Cooper has interviewed legends such as Hank Aaron, Muhammad Ali, Jackie Joyner-Kersee, Jesse Owens, and George Foreman. But, he is known to be just as plugged-in to the Houston high school and college sports worlds, even helping younger middle school athletes with his “Stars of the Future” program.
His radio career began with 1590 KYOK, where he was hired by program director Rick Roberts.
"There was a time when I was the only Black guy in the press box during a game at the Cotton Bowl, and now you look around and see the Stephen A. Smiths of the world in the business," Cooper told the Houston Chronicle's David Barron in 2020.
In 1984, Cooper moved to 1430 KCOH (now 1230AM), where he remains to this day, now in a 6 p.m. timeslot.
"(Station owner) Mike Petrizzo gave me the chance at KCOH," Cooper told Barron. "When I came to KCOH, they signed off at 5 p.m. and had just gotten permission to go to 7 p.m.
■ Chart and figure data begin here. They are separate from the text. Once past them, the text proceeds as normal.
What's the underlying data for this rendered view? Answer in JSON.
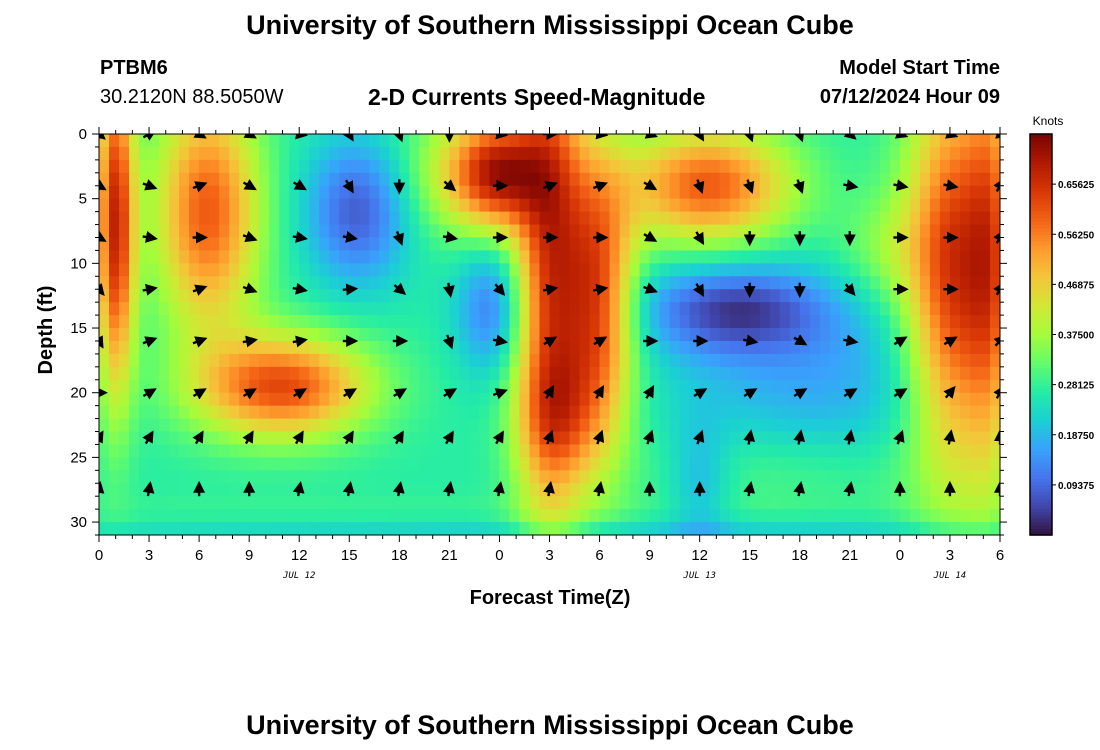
{
  "header": {
    "title": "University of Southern Mississippi Ocean Cube",
    "station_id": "PTBM6",
    "coordinates": "30.2120N  88.5050W",
    "subtitle": "2-D Currents Speed-Magnitude",
    "model_start_label": "Model Start Time",
    "model_start_value": "07/12/2024 Hour 09"
  },
  "footer": {
    "title": "University of Southern Mississippi Ocean Cube"
  },
  "chart_data": {
    "type": "heatmap",
    "xlabel": "Forecast Time(Z)",
    "ylabel": "Depth (ft)",
    "x_tick_labels": [
      "0",
      "3",
      "6",
      "9",
      "12",
      "15",
      "18",
      "21",
      "0",
      "3",
      "6",
      "9",
      "12",
      "15",
      "18",
      "21",
      "0",
      "3",
      "6"
    ],
    "x_range_hours": [
      0,
      54
    ],
    "date_labels": [
      {
        "label": "JUL 12",
        "hour": 12
      },
      {
        "label": "JUL 13",
        "hour": 36
      },
      {
        "label": "JUL 14",
        "hour": 51
      }
    ],
    "y_ticks": [
      0,
      5,
      10,
      15,
      20,
      25,
      30
    ],
    "y_range": [
      0,
      31
    ],
    "y_inverted": true,
    "colorbar": {
      "unit_label": "Knots",
      "range": [
        0,
        0.75
      ],
      "tick_values": [
        0.65625,
        0.5625,
        0.46875,
        0.375,
        0.28125,
        0.1875,
        0.09375
      ],
      "tick_labels": [
        "0.65625",
        "0.56250",
        "0.46875",
        "0.37500",
        "0.28125",
        "0.18750",
        "0.09375"
      ]
    },
    "colors": {
      "scale": [
        "#30123b",
        "#4145ab",
        "#4675ed",
        "#39a2fc",
        "#1bcfd4",
        "#24eca6",
        "#61fc6c",
        "#a4fc3b",
        "#d1e834",
        "#f3c63a",
        "#fe9b2d",
        "#f36315",
        "#d93806",
        "#b11901",
        "#7a0403"
      ]
    },
    "speed_field": {
      "base": 0.27,
      "features": [
        {
          "t": 1,
          "d": 7,
          "st": 0.8,
          "sd": 9,
          "v": 0.4
        },
        {
          "t": 6.5,
          "d": 6,
          "st": 2.2,
          "sd": 6.5,
          "v": 0.33
        },
        {
          "t": 11,
          "d": 19.5,
          "st": 3.6,
          "sd": 2.8,
          "v": 0.35
        },
        {
          "t": 15.5,
          "d": 6,
          "st": 2.2,
          "sd": 4,
          "v": -0.19
        },
        {
          "t": 21.5,
          "d": 3,
          "st": 2.4,
          "sd": 3.5,
          "v": 0.14
        },
        {
          "t": 24,
          "d": 3,
          "st": 1.8,
          "sd": 3,
          "v": 0.34
        },
        {
          "t": 23.5,
          "d": 13.5,
          "st": 1.5,
          "sd": 3.5,
          "v": -0.15
        },
        {
          "t": 27,
          "d": 10,
          "st": 1.5,
          "sd": 14,
          "v": 0.36
        },
        {
          "t": 30,
          "d": 13,
          "st": 1.5,
          "sd": 8,
          "v": 0.34
        },
        {
          "t": 27.5,
          "d": 22,
          "st": 1.8,
          "sd": 3.5,
          "v": 0.14
        },
        {
          "t": 36.5,
          "d": 4,
          "st": 3.5,
          "sd": 3.2,
          "v": 0.33
        },
        {
          "t": 38,
          "d": 13.5,
          "st": 4,
          "sd": 2.5,
          "v": -0.2
        },
        {
          "t": 43,
          "d": 19,
          "st": 6,
          "sd": 5,
          "v": -0.1
        },
        {
          "t": 36,
          "d": 27,
          "st": 1.3,
          "sd": 3.5,
          "v": -0.09
        },
        {
          "t": 41,
          "d": 26,
          "st": 6,
          "sd": 2.5,
          "v": 0.05
        },
        {
          "t": 47,
          "d": 9,
          "st": 2,
          "sd": 3,
          "v": 0.07
        },
        {
          "t": 51.5,
          "d": 11,
          "st": 2.2,
          "sd": 11,
          "v": 0.4
        },
        {
          "t": 53.5,
          "d": 9,
          "st": 0.9,
          "sd": 12,
          "v": 0.14
        },
        {
          "t": 24,
          "d": 30,
          "st": 30,
          "sd": 1.2,
          "v": 0.05
        },
        {
          "t": 30,
          "d": 31,
          "st": 30,
          "sd": 1.2,
          "v": -0.1
        }
      ]
    },
    "vectors": {
      "hours": [
        0,
        3,
        6,
        9,
        12,
        15,
        18,
        21,
        24,
        27,
        30,
        33,
        36,
        39,
        42,
        45,
        48,
        51,
        54
      ],
      "depths_ft": [
        0,
        4,
        8,
        12,
        16,
        20,
        23.5,
        27.5
      ],
      "unit": "compass degrees, direction toward",
      "directions": [
        [
          130,
          60,
          120,
          120,
          100,
          150,
          160,
          180,
          100,
          90,
          100,
          110,
          150,
          160,
          160,
          130,
          110,
          110,
          110
        ],
        [
          120,
          110,
          70,
          120,
          120,
          150,
          180,
          130,
          90,
          70,
          70,
          120,
          160,
          160,
          160,
          100,
          100,
          100,
          30
        ],
        [
          120,
          100,
          90,
          110,
          100,
          100,
          160,
          100,
          90,
          90,
          90,
          120,
          150,
          180,
          180,
          180,
          90,
          90,
          30
        ],
        [
          140,
          80,
          70,
          110,
          100,
          85,
          130,
          170,
          140,
          80,
          80,
          110,
          150,
          180,
          180,
          140,
          90,
          90,
          30
        ],
        [
          150,
          70,
          70,
          80,
          80,
          90,
          90,
          160,
          100,
          60,
          60,
          90,
          90,
          100,
          120,
          100,
          60,
          60,
          45
        ],
        [
          90,
          60,
          60,
          60,
          60,
          60,
          60,
          60,
          70,
          30,
          30,
          30,
          60,
          60,
          60,
          60,
          60,
          40,
          30
        ],
        [
          30,
          30,
          30,
          30,
          30,
          30,
          30,
          30,
          30,
          20,
          20,
          20,
          20,
          10,
          10,
          10,
          20,
          10,
          0
        ],
        [
          10,
          10,
          0,
          0,
          10,
          10,
          10,
          10,
          10,
          10,
          10,
          0,
          0,
          10,
          10,
          10,
          0,
          0,
          0
        ]
      ]
    }
  }
}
I worked from 5 to 7 and didn’t have any commercials for a month or two, and it took a moment to build it up. But he believed in me, too."
For many years, starting in 1992, the Worthing High School graduate also worked on television with Westbury High School grad Bob Allen for various ABC13 KTRK sports shows.
When asked the most unforgettable sports stories he has covered in his career, Cooper told the Defender's Marilyn Marshall, "One was in 1975 when Astros pitcher Don Wilson was found dead in his car inside his garage. The other was in 1980 when Astros pitcher J.R. Richard suffered a stroke that ended his Major League Baseball career."
Cooper was honored by the Houston Association of Black Journalists (HABJ) in 2010. He was inducted into the 2020 Texas Radio Hall of Fame class a decade later.